Fiche technique restauration : créer, calculer et optimiser vos recettes
Un plat dont le coût matière n'est pas calculé est un plat vendu à l'aveugle. La fiche technique est l'outil qui transforme chaque recette en donnée financière exploitable : coût de revient précis, grammages constants, prix de vente justifié. Ce guide détaille la méthode complète pour créer des fiches techniques professionnelles, du calcul du coût matière jusqu'à l'intégration dans votre gestion quotidienne.
1. Qu'est-ce qu'une fiche technique et pourquoi c'est non négociable
La fiche technique de cuisine — aussi appelée fiche recette ou fiche de fabrication — est un document standardisé qui décrit de manière exhaustive une préparation culinaire : ingrédients, quantités, procédé, coût et présentation. C'est l'équivalent du plan technique pour un ingénieur : sans lui, impossible de reproduire le même résultat deux fois.
Un outil de gestion, pas un simple aide-mémoire
Beaucoup de restaurateurs considèrent la fiche technique comme un support pédagogique pour former les commis. C'est vrai, mais c'est réducteur. La fiche technique remplit en réalité cinq fonctions simultanées :
- Fonction financière — elle donne le coût matière exact de chaque plat, indispensable pour calculer votre food cost et fixer un prix de vente rentable.
- Fonction qualité — les grammages précis garantissent la régularité du plat d'un service à l'autre, quel que soit le cuisinier en poste.
- Fonction logistique — les quantités par recette permettent de calculer les besoins d'approvisionnement en fonction du prévisionnel de vente.

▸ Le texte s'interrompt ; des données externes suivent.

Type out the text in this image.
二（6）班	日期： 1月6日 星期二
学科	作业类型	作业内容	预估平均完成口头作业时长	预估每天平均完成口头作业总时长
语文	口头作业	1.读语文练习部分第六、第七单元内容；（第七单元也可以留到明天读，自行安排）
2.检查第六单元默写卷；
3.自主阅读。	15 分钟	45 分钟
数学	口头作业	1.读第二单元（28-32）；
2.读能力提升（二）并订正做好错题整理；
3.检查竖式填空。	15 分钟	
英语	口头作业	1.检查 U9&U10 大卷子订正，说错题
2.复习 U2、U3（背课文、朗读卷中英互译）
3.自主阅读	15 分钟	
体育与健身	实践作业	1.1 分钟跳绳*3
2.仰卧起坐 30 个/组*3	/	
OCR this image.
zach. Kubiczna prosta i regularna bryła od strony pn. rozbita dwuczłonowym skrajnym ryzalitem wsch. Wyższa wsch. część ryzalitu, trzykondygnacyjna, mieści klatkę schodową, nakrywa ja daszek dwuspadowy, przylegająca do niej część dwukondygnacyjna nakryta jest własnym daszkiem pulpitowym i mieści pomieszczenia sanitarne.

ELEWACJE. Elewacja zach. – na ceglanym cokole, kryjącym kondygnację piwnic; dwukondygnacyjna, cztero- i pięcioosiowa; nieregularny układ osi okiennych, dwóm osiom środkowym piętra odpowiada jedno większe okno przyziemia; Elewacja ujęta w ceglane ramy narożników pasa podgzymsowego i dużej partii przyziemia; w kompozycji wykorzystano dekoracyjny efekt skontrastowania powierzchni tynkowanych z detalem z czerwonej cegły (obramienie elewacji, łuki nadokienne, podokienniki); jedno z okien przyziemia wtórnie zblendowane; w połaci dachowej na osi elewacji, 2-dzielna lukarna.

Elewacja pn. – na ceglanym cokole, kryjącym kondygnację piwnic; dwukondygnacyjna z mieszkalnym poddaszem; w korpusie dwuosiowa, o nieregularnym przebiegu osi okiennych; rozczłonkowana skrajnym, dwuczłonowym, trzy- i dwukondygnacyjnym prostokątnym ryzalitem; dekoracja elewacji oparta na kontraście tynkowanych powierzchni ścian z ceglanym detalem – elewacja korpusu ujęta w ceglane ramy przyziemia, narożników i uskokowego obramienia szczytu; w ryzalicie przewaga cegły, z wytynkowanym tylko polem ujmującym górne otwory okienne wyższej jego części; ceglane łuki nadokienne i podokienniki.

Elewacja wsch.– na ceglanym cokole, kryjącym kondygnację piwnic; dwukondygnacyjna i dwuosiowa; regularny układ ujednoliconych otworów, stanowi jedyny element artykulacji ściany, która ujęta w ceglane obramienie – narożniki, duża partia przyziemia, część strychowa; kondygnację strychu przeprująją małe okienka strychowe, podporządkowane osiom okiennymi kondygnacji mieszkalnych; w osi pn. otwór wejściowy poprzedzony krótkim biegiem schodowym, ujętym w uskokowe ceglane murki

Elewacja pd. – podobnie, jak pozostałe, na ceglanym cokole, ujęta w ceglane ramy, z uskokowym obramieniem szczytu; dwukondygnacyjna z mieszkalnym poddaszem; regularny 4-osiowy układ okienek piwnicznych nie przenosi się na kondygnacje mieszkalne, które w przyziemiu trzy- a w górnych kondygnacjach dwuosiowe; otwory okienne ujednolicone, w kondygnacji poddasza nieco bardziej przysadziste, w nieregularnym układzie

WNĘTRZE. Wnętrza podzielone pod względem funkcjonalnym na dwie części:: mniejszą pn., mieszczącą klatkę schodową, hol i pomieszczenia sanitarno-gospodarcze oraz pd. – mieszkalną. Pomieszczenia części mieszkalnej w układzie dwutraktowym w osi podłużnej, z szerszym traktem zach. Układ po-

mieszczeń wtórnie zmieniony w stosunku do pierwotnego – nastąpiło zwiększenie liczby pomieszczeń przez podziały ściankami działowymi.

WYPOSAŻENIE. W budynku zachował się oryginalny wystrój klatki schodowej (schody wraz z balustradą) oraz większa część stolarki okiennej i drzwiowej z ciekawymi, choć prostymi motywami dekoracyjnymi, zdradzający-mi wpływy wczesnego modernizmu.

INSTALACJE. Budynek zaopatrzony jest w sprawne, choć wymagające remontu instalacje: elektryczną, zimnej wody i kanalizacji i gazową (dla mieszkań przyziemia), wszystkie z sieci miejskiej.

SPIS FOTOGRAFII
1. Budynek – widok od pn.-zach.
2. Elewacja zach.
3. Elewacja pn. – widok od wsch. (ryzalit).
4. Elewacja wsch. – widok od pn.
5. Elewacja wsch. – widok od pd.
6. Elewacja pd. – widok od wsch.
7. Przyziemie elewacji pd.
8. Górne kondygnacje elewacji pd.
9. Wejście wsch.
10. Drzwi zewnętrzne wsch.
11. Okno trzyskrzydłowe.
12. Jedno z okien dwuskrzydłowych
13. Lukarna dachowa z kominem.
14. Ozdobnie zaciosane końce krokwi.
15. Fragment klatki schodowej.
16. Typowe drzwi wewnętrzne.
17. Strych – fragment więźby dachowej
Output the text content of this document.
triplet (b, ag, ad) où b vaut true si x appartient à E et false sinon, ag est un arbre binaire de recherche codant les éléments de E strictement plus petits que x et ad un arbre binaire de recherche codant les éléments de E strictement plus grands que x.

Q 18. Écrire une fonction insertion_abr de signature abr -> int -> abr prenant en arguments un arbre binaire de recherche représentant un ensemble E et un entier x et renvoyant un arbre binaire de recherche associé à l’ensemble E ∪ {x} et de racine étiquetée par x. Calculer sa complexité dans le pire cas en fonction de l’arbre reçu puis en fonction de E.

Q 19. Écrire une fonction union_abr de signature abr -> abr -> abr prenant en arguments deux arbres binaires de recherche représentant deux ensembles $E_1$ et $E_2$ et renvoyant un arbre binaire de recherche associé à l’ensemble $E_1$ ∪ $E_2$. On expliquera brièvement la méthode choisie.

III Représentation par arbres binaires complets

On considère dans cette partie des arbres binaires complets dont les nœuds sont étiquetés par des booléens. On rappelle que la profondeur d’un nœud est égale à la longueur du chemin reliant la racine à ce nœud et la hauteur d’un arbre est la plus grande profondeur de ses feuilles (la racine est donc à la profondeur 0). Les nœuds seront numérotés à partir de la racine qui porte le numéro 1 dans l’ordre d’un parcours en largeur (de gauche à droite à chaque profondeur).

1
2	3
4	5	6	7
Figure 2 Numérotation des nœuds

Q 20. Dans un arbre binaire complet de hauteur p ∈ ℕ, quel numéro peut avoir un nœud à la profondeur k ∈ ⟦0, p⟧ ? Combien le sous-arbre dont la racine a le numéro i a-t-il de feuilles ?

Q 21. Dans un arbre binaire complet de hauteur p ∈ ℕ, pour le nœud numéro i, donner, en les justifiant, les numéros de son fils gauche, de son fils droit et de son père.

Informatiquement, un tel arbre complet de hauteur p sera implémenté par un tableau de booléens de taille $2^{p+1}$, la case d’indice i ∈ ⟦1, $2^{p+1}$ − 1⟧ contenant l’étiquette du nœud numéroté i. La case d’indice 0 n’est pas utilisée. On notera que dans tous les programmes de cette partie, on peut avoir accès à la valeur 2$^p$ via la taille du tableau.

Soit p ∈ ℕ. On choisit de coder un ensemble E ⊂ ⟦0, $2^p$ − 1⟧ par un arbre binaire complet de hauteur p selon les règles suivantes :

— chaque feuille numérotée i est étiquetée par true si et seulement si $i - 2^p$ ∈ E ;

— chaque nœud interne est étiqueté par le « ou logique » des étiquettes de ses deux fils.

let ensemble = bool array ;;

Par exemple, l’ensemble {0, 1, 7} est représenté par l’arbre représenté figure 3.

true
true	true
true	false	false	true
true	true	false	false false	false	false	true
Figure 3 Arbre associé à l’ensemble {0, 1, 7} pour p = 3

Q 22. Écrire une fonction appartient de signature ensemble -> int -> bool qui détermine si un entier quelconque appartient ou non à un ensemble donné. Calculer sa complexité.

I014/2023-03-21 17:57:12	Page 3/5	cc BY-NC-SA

- Fonction réglementaire — la traçabilité des ingrédients et des allergènes (règlement INCO) est portée par la fiche technique.
- Fonction formation — un nouveau commis peut exécuter un plat conforme dès son premier service grâce au procédé détaillé.
Qui doit les rédiger et quand
La rédaction des fiches techniques incombe au chef de cuisine ou au gérant. Trois moments imposent la création ou la mise à jour d'une fiche : le lancement d'un nouveau plat à la carte, le changement de fournisseur (nouveaux prix d'achat) et la révision saisonnière de la carte. Sans cette discipline, les coûts dérivent en silence.
2. Les 7 éléments d'une fiche technique professionnelle
Une fiche technique incomplète est une fiche inutile. Voici les sept blocs que chaque fiche doit comporter pour remplir ses cinq fonctions.
| N° | Élément | Contenu | Pourquoi c'est indispensable |
|---|---|---|---|
| 1 | En-tête | Nom du plat, catégorie (entrée/plat/dessert), nombre de portions, date de création/mise à jour | Identification et classement |
| 2 | Liste des ingrédients | Chaque ingrédient avec grammage brut, grammage net et unité | Calcul des achats et du coût |
| 3 | Coûts unitaires | Prix d'achat HT au kg ou à l'unité, coût par ligne, coût total, coût par portion | Pilotage du food cost |
| 4 | Procédé de fabrication | Étapes numérotées, temps par étape, températures clés | Régularité et formation |
| 5 | Allergènes | Liste des 14 allergènes INCO présents + risques de contamination croisée | Conformité réglementaire |
| 6 | Photo de dressage | Photo de référence du plat dressé (assiette type) | Constance visuelle |
| 7 | Informations complémentaires | DLC interne, conditions de conservation, accords mets-vins éventuels | Sécurité alimentaire et service |
Grammage brut vs grammage net : la distinction essentielle
Le grammage brut est le poids de l'ingrédient tel qu'il est acheté (avec épluchures, os, arêtes). Le grammage net est le poids de la partie réellement utilisée dans la recette. La différence correspond au taux de perte (ou rendement de préparation). Ignorer cette distinction fausse tout le calcul de coût.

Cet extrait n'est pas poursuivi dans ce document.